Prices are still too high
There are some who argue that as the financing environment improves even the real estate market will revive. Others point out the upcoming connectivity due to the Mumbai Metro. I hate to break this optimism but all evidence suggests that the real estate market was weak even when financing was easier. Connectivity with the Metro construction is a positive when it gets completed (and politics may still hurt it) but it is likely to normalise prices across the city rather than provide highs and lows to locations based on their current connectivity.
The bottom line in Mumbai’s real estate is this: Prices are yet too high and the prime reason for high prices is the state and municipal body. Tough financing is only a peripheral factor in the stalling of 6,000 redevelopment projects. Most of them are stalled due to unviability and many more will join the list going forward as well.
The disdain with which authorities view end-buyers is best demonstrated in their approach to the Ready Reckoner Rate. RRR has two uses – 1) When a builder goes to buy premiums from the BMC – its pricing is derived on the basis of a percentage of RRR. 2) When a buyer buys a flat from a builder then he pays a stamp duty and that has a relation to the RRR. Higher the ready reckoner rate – greater is the amount that builders have to pay for construction and greater is the amount of stamp duty that consumers pay while purchasing a flat. Both result in a higher purchase price for the flat and have caused enormous demand destruction. Such is the level of delusion in the minds of authorities that today most areas have an RRR higher than the market price. The market price may fall but RRR rarely ever does. Example: Lower Parel had RRR in 2013 of Rs 2,81,900/square metre. Despite keeping it unchanged for the last two years – its current RRR is 43 percent higher than 2013 levels even as market prices remain largely unchanged in the last 6 years.
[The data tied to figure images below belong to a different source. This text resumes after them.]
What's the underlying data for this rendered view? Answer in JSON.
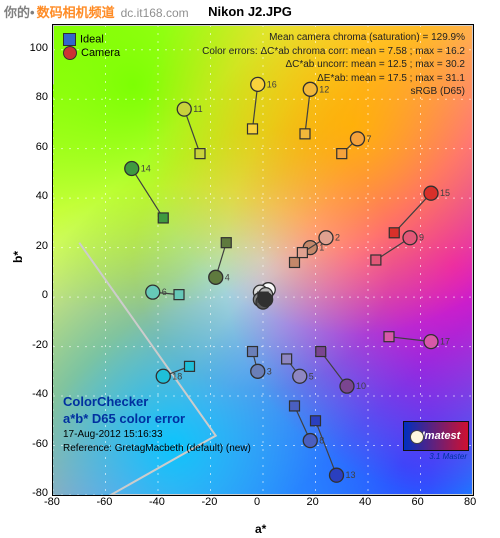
{
  "watermark": {
    "p1": "你的•",
    "p2": "数码相机频道",
    "p3": "dc.it168.com"
  },
  "title": "Nikon J2.JPG",
  "chart": {
    "type": "scatter-colorchecker",
    "xlim": [
      -80,
      80
    ],
    "ylim": [
      -80,
      110
    ],
    "xtick_step": 20,
    "ytick_step": 20,
    "xlabel": "a*",
    "ylabel": "b*",
    "gamut_poly": [
      [
        -80,
        86
      ],
      [
        -80,
        110
      ],
      [
        80,
        110
      ],
      [
        80,
        -80
      ],
      [
        -58,
        -80
      ],
      [
        -18,
        -56
      ],
      [
        -70,
        22
      ]
    ],
    "grid_color": "#ffffff",
    "points": [
      {
        "n": 1,
        "ideal": [
          12,
          14
        ],
        "cam": [
          18,
          20
        ],
        "color": "#c4886a"
      },
      {
        "n": 2,
        "ideal": [
          15,
          18
        ],
        "cam": [
          24,
          24
        ],
        "color": "#e0a190"
      },
      {
        "n": 3,
        "ideal": [
          -4,
          -22
        ],
        "cam": [
          -2,
          -30
        ],
        "color": "#6a7fb8"
      },
      {
        "n": 4,
        "ideal": [
          -14,
          22
        ],
        "cam": [
          -18,
          8
        ],
        "color": "#5f7a3e"
      },
      {
        "n": 5,
        "ideal": [
          9,
          -25
        ],
        "cam": [
          14,
          -32
        ],
        "color": "#8e86c2"
      },
      {
        "n": 6,
        "ideal": [
          -32,
          1
        ],
        "cam": [
          -42,
          2
        ],
        "color": "#66c8b8"
      },
      {
        "n": 7,
        "ideal": [
          30,
          58
        ],
        "cam": [
          36,
          64
        ],
        "color": "#f5a23c"
      },
      {
        "n": 8,
        "ideal": [
          12,
          -44
        ],
        "cam": [
          18,
          -58
        ],
        "color": "#4a5fc0"
      },
      {
        "n": 9,
        "ideal": [
          43,
          15
        ],
        "cam": [
          56,
          24
        ],
        "color": "#e25878"
      },
      {
        "n": 10,
        "ideal": [
          22,
          -22
        ],
        "cam": [
          32,
          -36
        ],
        "color": "#7a4590"
      },
      {
        "n": 11,
        "ideal": [
          -24,
          58
        ],
        "cam": [
          -30,
          76
        ],
        "color": "#c8d23c"
      },
      {
        "n": 12,
        "ideal": [
          16,
          66
        ],
        "cam": [
          18,
          84
        ],
        "color": "#f2b83a"
      },
      {
        "n": 13,
        "ideal": [
          20,
          -50
        ],
        "cam": [
          28,
          -72
        ],
        "color": "#2a3fbf"
      },
      {
        "n": 14,
        "ideal": [
          -38,
          32
        ],
        "cam": [
          -50,
          52
        ],
        "color": "#3f9a3f"
      },
      {
        "n": 15,
        "ideal": [
          50,
          26
        ],
        "cam": [
          64,
          42
        ],
        "color": "#d8302a"
      },
      {
        "n": 16,
        "ideal": [
          -4,
          68
        ],
        "cam": [
          -2,
          86
        ],
        "color": "#f8d23c"
      },
      {
        "n": 17,
        "ideal": [
          48,
          -16
        ],
        "cam": [
          64,
          -18
        ],
        "color": "#d858a8"
      },
      {
        "n": 18,
        "ideal": [
          -28,
          -28
        ],
        "cam": [
          -38,
          -32
        ],
        "color": "#1fbfd8"
      },
      {
        "n": 19,
        "ideal": [
          0,
          0
        ],
        "cam": [
          2,
          3
        ],
        "color": "#fafafa"
      },
      {
        "n": 20,
        "ideal": [
          0,
          0
        ],
        "cam": [
          -1,
          2
        ],
        "color": "#dcdcdc"
      },
      {
        "n": 21,
        "ideal": [
          0,
          0
        ],
        "cam": [
          1,
          1
        ],
        "color": "#b4b4b4"
      },
      {
        "n": 22,
        "ideal": [
          0,
          0
        ],
        "cam": [
          -1,
          -1
        ],
        "color": "#888888"
      },
      {
        "n": 23,
        "ideal": [
          0,
          0
        ],
        "cam": [
          0,
          -2
        ],
        "color": "#585858"
      },
      {
        "n": 24,
        "ideal": [
          0,
          0
        ],
        "cam": [
          1,
          -1
        ],
        "color": "#303030"
      }
    ]
  },
  "legend": {
    "ideal": "Ideal",
    "camera": "Camera",
    "ideal_color": "#3366cc",
    "camera_color": "#cc3333"
  },
  "stats": {
    "l1": "Mean camera chroma (saturation) = 129.9%",
    "l2": "Color errors: ΔC*ab chroma corr:  mean = 7.58 ;  max = 16.2",
    "l3": "ΔC*ab uncorr:  mean = 12.5 ;  max = 30.2",
    "l4": "ΔE*ab:  mean = 17.5 ;  max = 31.1",
    "l5": "sRGB (D65)"
  },
  "bottomleft": {
    "l1": "ColorChecker",
    "l2": "a*b* D65 color error",
    "l3": "17-Aug-2012 15:16:33",
    "l4": "Reference: GretagMacbeth (default) (new)"
  },
  "imatest": {
    "brand": "Imatest",
    "sub": "3.1  Master"
  }
}
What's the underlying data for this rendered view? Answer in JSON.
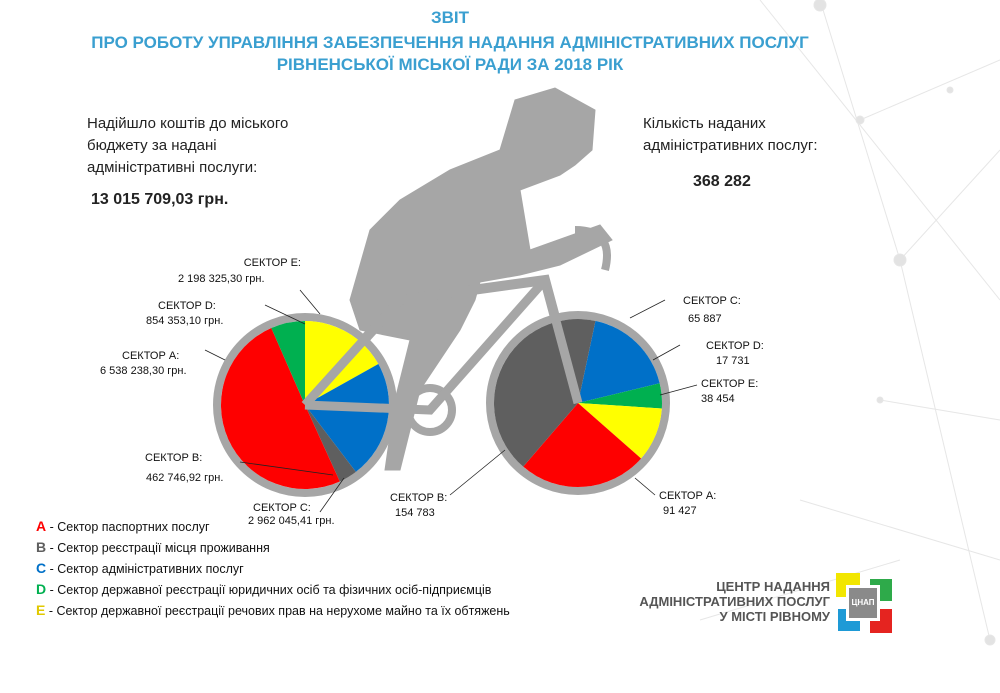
{
  "header": {
    "line1": "ЗВІТ",
    "line2": "ПРО РОБОТУ УПРАВЛІННЯ ЗАБЕЗПЕЧЕННЯ НАДАННЯ АДМІНІСТРАТИВНИХ ПОСЛУГ",
    "line3": "РІВНЕНСЬКОЇ МІСЬКОЇ РАДИ ЗА  2018 РІК"
  },
  "budget": {
    "line1": "Надійшло коштів до міського",
    "line2": "бюджету за надані",
    "line3": "адміністративні послуги:",
    "total": "13 015 709,03 грн."
  },
  "services": {
    "line1": "Кількість наданих",
    "line2": "адміністративних послуг:",
    "total": "368 282"
  },
  "colors": {
    "A": "#fe0000",
    "B": "#5f5f5f",
    "C": "#0070c8",
    "D": "#00b050",
    "E": "#ffff00",
    "title": "#3a9fd0",
    "bike": "#a6a6a6"
  },
  "chart_data": [
    {
      "type": "pie",
      "unit": "грн.",
      "categories": [
        "A",
        "B",
        "C",
        "D",
        "E"
      ],
      "labels": [
        "СЕКТОР A:",
        "СЕКТОР B:",
        "СЕКТОР C:",
        "СЕКТОР D:",
        "СЕКТОР E:"
      ],
      "values": [
        6538238.3,
        462746.92,
        2962045.41,
        854353.1,
        2198325.3
      ],
      "value_labels": [
        "6 538 238,30 грн.",
        "462 746,92 грн.",
        "2 962 045,41 грн.",
        "854 353,10 грн.",
        "2 198 325,30 грн."
      ]
    },
    {
      "type": "pie",
      "categories": [
        "A",
        "B",
        "C",
        "D",
        "E"
      ],
      "labels": [
        "СЕКТОР A:",
        "СЕКТОР B:",
        "СЕКТОР C:",
        "СЕКТОР D:",
        "СЕКТОР E:"
      ],
      "values": [
        91427,
        154783,
        65887,
        17731,
        38454
      ],
      "value_labels": [
        "91 427",
        "154 783",
        "65 887",
        "17 731",
        "38 454"
      ]
    }
  ],
  "legend": [
    {
      "letter": "A",
      "text": " - Сектор паспортних послуг"
    },
    {
      "letter": "B",
      "text": " - Сектор реєстрації місця проживання"
    },
    {
      "letter": "C",
      "text": " - Сектор адміністративних послуг"
    },
    {
      "letter": "D",
      "text": " - Сектор державної реєстрації юридичних осіб та фізичних осіб-підприємців"
    },
    {
      "letter": "E",
      "text": " - Сектор державної реєстрації речових прав на нерухоме майно та їх обтяжень"
    }
  ],
  "logo": {
    "line1": "ЦЕНТР НАДАННЯ",
    "line2": "АДМІНІСТРАТИВНИХ ПОСЛУГ",
    "line3": "У МІСТІ РІВНОМУ",
    "badge": "ЦНАП"
  }
}
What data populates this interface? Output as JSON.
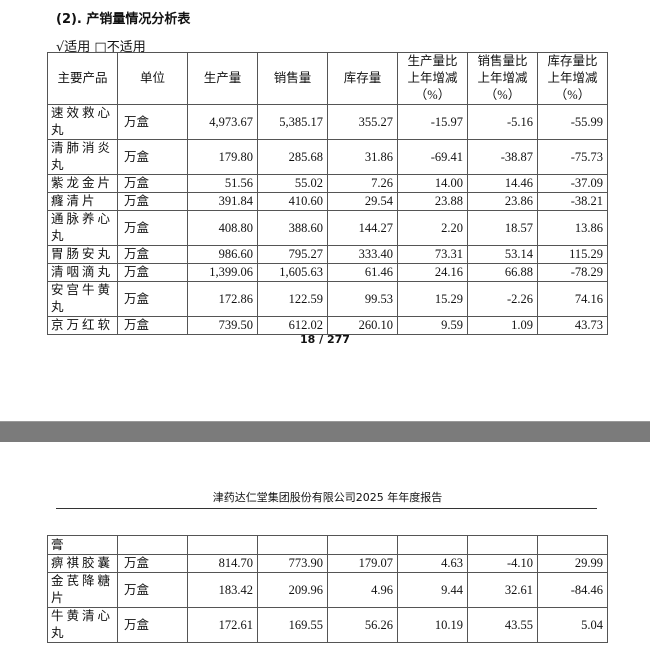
{
  "section_title": "(2). 产销量情况分析表",
  "applicability": "√适用 □不适用",
  "table": {
    "headers": [
      "主要产品",
      "单位",
      "生产量",
      "销售量",
      "库存量",
      "生产量比上年增减（%）",
      "销售量比上年增减（%）",
      "库存量比上年增减（%）"
    ],
    "rows_page1": [
      [
        "速效救心丸",
        "万盒",
        "4,973.67",
        "5,385.17",
        "355.27",
        "-15.97",
        "-5.16",
        "-55.99"
      ],
      [
        "清肺消炎丸",
        "万盒",
        "179.80",
        "285.68",
        "31.86",
        "-69.41",
        "-38.87",
        "-75.73"
      ],
      [
        "紫龙金片",
        "万盒",
        "51.56",
        "55.02",
        "7.26",
        "14.00",
        "14.46",
        "-37.09"
      ],
      [
        "癃清片",
        "万盒",
        "391.84",
        "410.60",
        "29.54",
        "23.88",
        "23.86",
        "-38.21"
      ],
      [
        "通脉养心丸",
        "万盒",
        "408.80",
        "388.60",
        "144.27",
        "2.20",
        "18.57",
        "13.86"
      ],
      [
        "胃肠安丸",
        "万盒",
        "986.60",
        "795.27",
        "333.40",
        "73.31",
        "53.14",
        "115.29"
      ],
      [
        "清咽滴丸",
        "万盒",
        "1,399.06",
        "1,605.63",
        "61.46",
        "24.16",
        "66.88",
        "-78.29"
      ],
      [
        "安宫牛黄丸",
        "万盒",
        "172.86",
        "122.59",
        "99.53",
        "15.29",
        "-2.26",
        "74.16"
      ],
      [
        "京万红软",
        "万盒",
        "739.50",
        "612.02",
        "260.10",
        "9.59",
        "1.09",
        "43.73"
      ]
    ],
    "rows_page2": [
      [
        "膏",
        "",
        "",
        "",
        "",
        "",
        "",
        ""
      ],
      [
        "痹祺胶囊",
        "万盒",
        "814.70",
        "773.90",
        "179.07",
        "4.63",
        "-4.10",
        "29.99"
      ],
      [
        "金芪降糖片",
        "万盒",
        "183.42",
        "209.96",
        "4.96",
        "9.44",
        "32.61",
        "-84.46"
      ],
      [
        "牛黄清心丸",
        "万盒",
        "172.61",
        "169.55",
        "56.26",
        "10.19",
        "43.55",
        "5.04"
      ]
    ]
  },
  "page_number": "18 / 277",
  "running_header": "津药达仁堂集团股份有限公司2025 年年度报告"
}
What next? One option for the corporation is to slash charges on real estate heavily and hope that demand for redevelopment will kick in again on account of financial viability. That has many complications with regards to the inventory of existing projects that are complete but remain unsold. This is a high-risk option and may hit the BMC’s already precarious position which will force it to cut municipal services.
Second option: It trims its own expenses and resorts to austerity. This will mean trimming expenses leading to weaker municipal services and a poorer standard of living for the city. Which municipal services will be impacted more or less is debatable but what is certain is that in both the scenarios there is likely to be a cut in municipal services to the residents. In that scenario – why will there be demand for a long-term commitment like real estate purchase? Investors left the market seeing no returns and end-buyers are not entering the market seeing no value.
There are enough worthy battles to be fought in the world of real estate. Mumbai’s real estate is not one of them. It’s time to make it official and take it from the ICU to the morgue.